Maciej Jarecki: Kłopot z głowy? (komentarz)
Niemiecko-rosyjska spółka budująca Gazociąg Północny postanowiła zmienić jego trasę. Łącząca Greifswald i Wyborg rura ominie wyspę Bornholm z północnej strony, tak by nie zahaczać o polską wyłączną strefę ekonomiczną. Czy to informacja dobra, czy zła? Dla MSZ dobra, zła dla Polski.
Zmiana trasy rurociągu zminimalizuje prawnomiędzynarodowe możliwości oddziaływania na jego budowę przez Polskę. Gazociąg ułożony na dnie morza otwartego oraz na duńskich wodach terytorialnych nie daje, wg konwencji praw morza, żadnej możliwości prawnego zablokowania go przez stronę polską. Dla przeciwników powstania rurociągu, których nie brakuje jest to raczej wiadomość zła.
Z drugiej strony, zmiana trasy rurociągu pozwoli uniknąć kompromitacji naszej dyplomacji, która byłaby jak najbardziej realna gdyby gazociąg naruszył nieuregulowaną granicę morską (szerzej patrz: http://www.psz.pl/content/view/5236/ ). Wyobraźmy sobie sytuację gdy gazociąg przebiega przez polskie morze terytorialne, którego granica nie jest wyraźnie ustalona. Polska przegrywa spór przed MTS bowiem nie potrafi dokładnie wskazać, gdzie znajduje się linia podstawowa, od której liczy się szerokość morza terytorialnego. To by dopiero była kompromitacja! Dzięki decyzji spółki Nord Stream polskie MSZ może odetchnąć z ulgą.

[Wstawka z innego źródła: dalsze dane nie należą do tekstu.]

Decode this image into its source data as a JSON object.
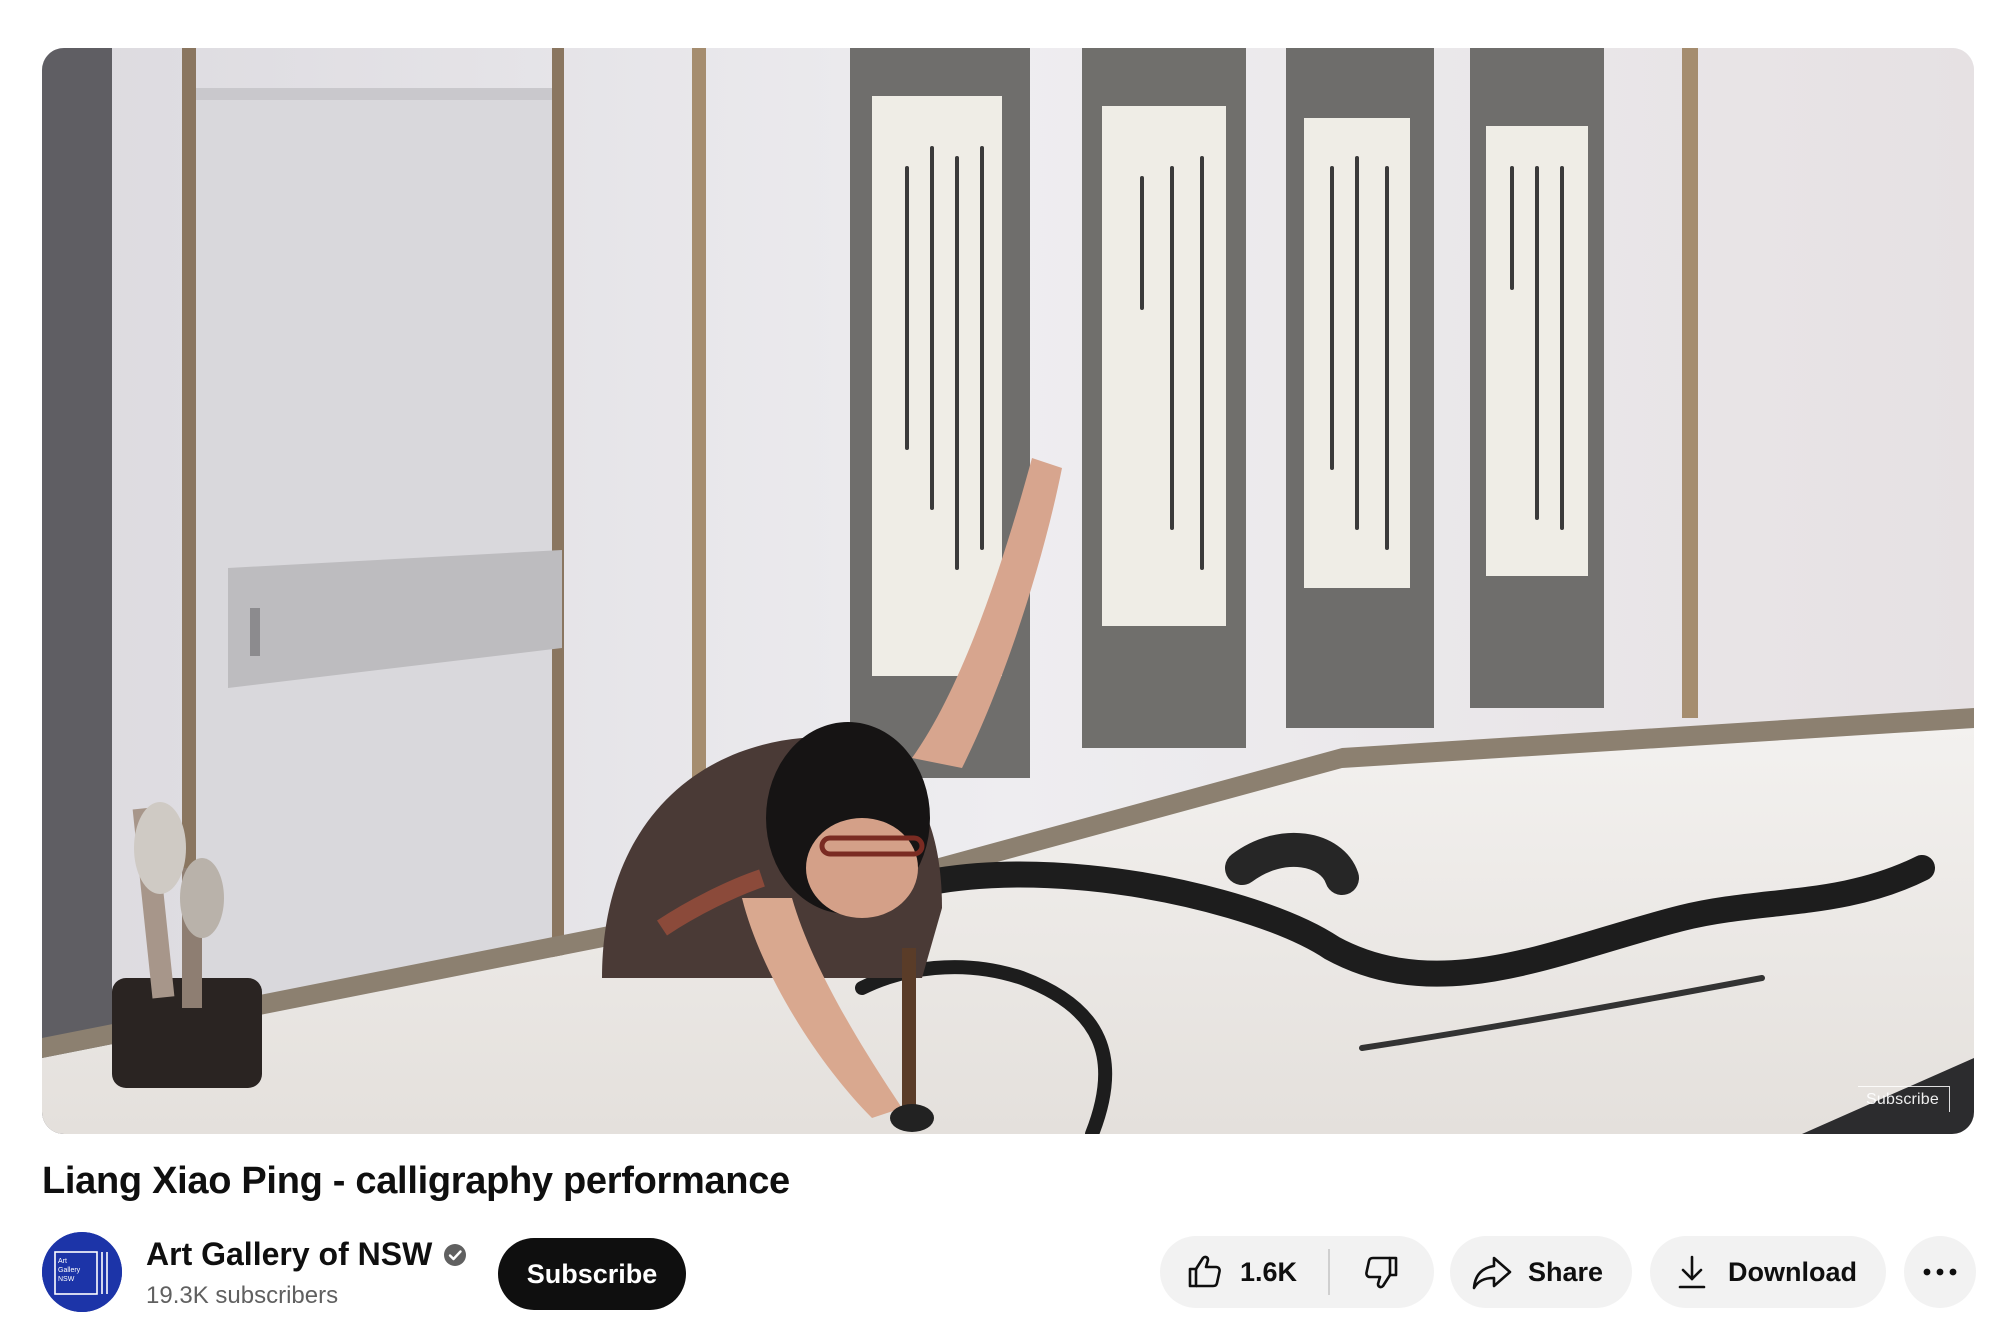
{
  "video": {
    "title": "Liang Xiao Ping - calligraphy performance",
    "watermark_label": "Subscribe"
  },
  "channel": {
    "name": "Art Gallery of NSW",
    "subscribers": "19.3K subscribers",
    "avatar_text": [
      "Art",
      "Gallery",
      "NSW"
    ],
    "verified_icon": "verified-check-icon",
    "avatar_color": "#1c34a8"
  },
  "actions": {
    "subscribe_label": "Subscribe",
    "like_count": "1.6K",
    "share_label": "Share",
    "download_label": "Download",
    "icons": {
      "like": "thumb-up-icon",
      "dislike": "thumb-down-icon",
      "share": "share-arrow-icon",
      "download": "download-icon",
      "more": "more-horizontal-icon"
    }
  },
  "colors": {
    "subscribe_bg": "#0f0f0f",
    "pill_bg": "#f2f2f2",
    "secondary_text": "#606060"
  }
}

Nie jestem zadowolony, że gazociąg zmieni bieg. Realne zagrożenie, że rura zahaczy o nasze wody terytorialne dawało nadzieję na uregulowanie kwestii linii podstawowej i granicy morskiej. Teraz, gdy ryzyko naruszenia naszych wód przez budowniczych rurociągu jest mniejsze, sprawa pewnie przycichnie i dalej będziemy żyć w państwie, które samo nie wie, gdzie ma granicę.